Ne de güzel söylemiş Nick Cave’ciğim. Her kurtarıcı ve sevgi dolu eylem, ne kadar küçük olursa olsun… şeytanı delikte tutar…
Şeytanımız kim, içimizdeki, haksızlık, adaletsizlik ve kötülüklere karşı saldırganlaşmak ve ona benzemek isteyen parçamız mı? Muhtemelen öyle.
İnsan olma deneyiminde birleştiğimiz yerler merhamet, acı, sevinç gibi daha görünür, yüzeydeki duygularımız değil sadece, kimsenin görüp bilmesini istemediğimiz, kendimize bile göstermekten çekindiğimiz deliklere, mağaralara sakladığımız, başkasında gördüğümüzde lanetlediğimiz, inanamadığımız, belki de tiksindiğimiz parçalar.
O nedenle her kurtarıcı ve sevgi dolu eylem, ne kadar küçük olursa olsun kıymetli.
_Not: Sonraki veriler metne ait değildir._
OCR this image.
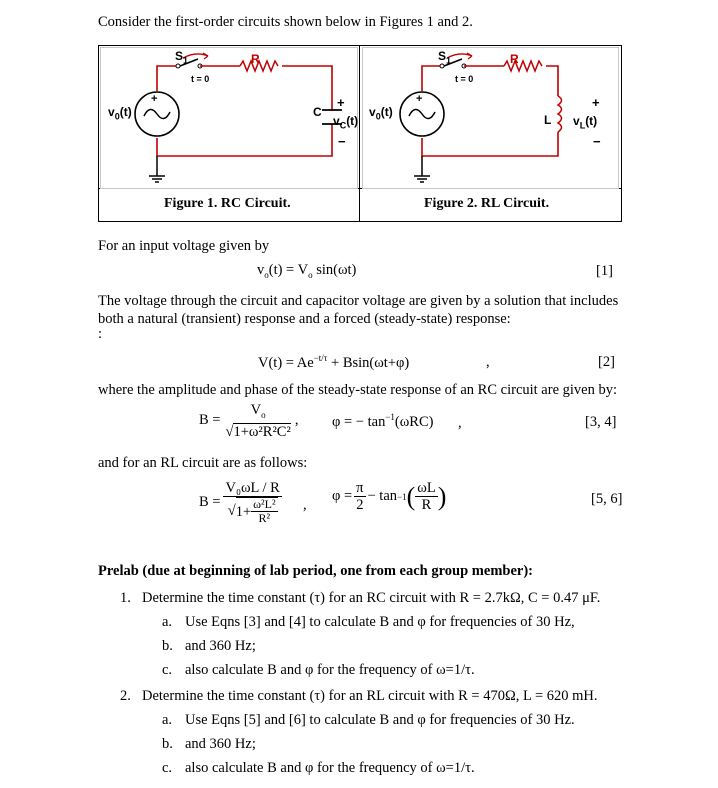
Consider the first-order circuits shown below in Figures 1 and 2.
+
$S_1$
t = 0
R
$v_0(t)$	C
+
$v_C(t)$
−
+
$S_1$
t = 0
R
$v_0(t)$
L
+
$v_L(t)$
−
Figure 1. RC Circuit.	Figure 2. RL Circuit.
For an input voltage given by
$v_o(t) = V_o$ sin(ωt)	[1]
The voltage through the circuit and capacitor voltage are given by a solution that includes both a natural (transient) response and a forced (steady-state) response:
:
$V(t) = Ae^{-t/\tau} + Bsin(\omega t+\varphi)$	,	[2]
where the amplitude and phase of the steady-state response of an RC circuit are given by:
$B = \frac{V_o}{\text{√1+ω²R²C²}}$ , φ = − $\tan^{-1}(\omega RC)$ ,	[3, 4]
and for an RL circuit are as follows:
$B = \frac{\text{V₀ωL / R}}{√ 1+ \frac{\text{ω²L²}}{\text{R²}}}$ ,
$\varphi = \frac{\pi}{2} - \tan -1$ ( $\frac{\omega L}{R}$ )	[5, 6]
Prelab (due at beginning of lab period, one from each group member):
1. Determine the time constant (τ) for an RC circuit with R = 2.7kΩ, C = 0.47 μF.
a. Use Eqns [3] and [4] to calculate B and φ for frequencies of 30 Hz,
b. and 360 Hz;
c. also calculate B and φ for the frequency of ω=1/τ.
2. Determine the time constant (τ) for an RL circuit with R = 470Ω, L = 620 mH.
a. Use Eqns [5] and [6] to calculate B and φ for frequencies of 30 Hz.
b. and 360 Hz;
c. also calculate B and φ for the frequency of ω=1/τ.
Çünkü umutluluk zor, tiksindiğimiz, bize -kendimizdekinden tanıdığımızdan- acı veren potansiyel ile karşılaştığımızda, onu değersizleştirmek, ötekileştirmek arzumuz öylesine kuvvetli ki, alaycılığa yapışmak ve onunla kendimizi hemen korumaya çalışmak acelesine kapılmak en doğal görünen savunma tepkimiz -olabilir-
Oysa alaycılık da yüzeydeki duygulardan biri ve altındaki değersizlik, görülmeme, kurban bilincini örten bir tül gibi, sadece farklı kılığa girmiş şeytandan başka bir şey değil.
Deliklerin kapaklarının açıldığı, şeytanın ortaya çıktığı ve önce biraz tedirgin olup, endişelenilse de, sonunda şapka düştü kel göründü rahatlığına ererek kelliği herkesin gözüne sokarak, bununla, kötülükle kabul görmenin beklendiği, hatta, bunun dozunu arttırarak, değer verilmesinin beklendiği zamanlar. Şeytanının koluna girip onunla dolaşarak, öncesinde saklamaya çalıştığı herkesin, şimdi gözüne sokarak normalleştirme, maruz bırakarak teslim alma aşırılığının çağındayız.
O nedenle umutluluk zor. Çünkü alaycılığın altında kin, öfke, nefret tomurcuklandırmak kolay da, umutluluk tomurcuklandırmak zor.
Oysa ötekilik dünyadaki en savunulamaz ve yalnız yer gibi hissettirebilir kolaylıkla.
Savunmaları bırakmak zor, çünkü adı üstünde savunmaya yararlar. Öte yandan savunma kurban olduğu, ezildiği, görülmediği, değersiz ve yalnız olduğu duyguları besler. Savunmada olmak, kurbanlık -olabilir-
Umutluluk o nedenle savaşçı bir duygudur. Sadece alaycılığı değil, kötülüğü -kurban bilincini besleyen savunma eylemi olan savunmasız bir yapayalnızlığı- şeytanın her türünü delikte tutar.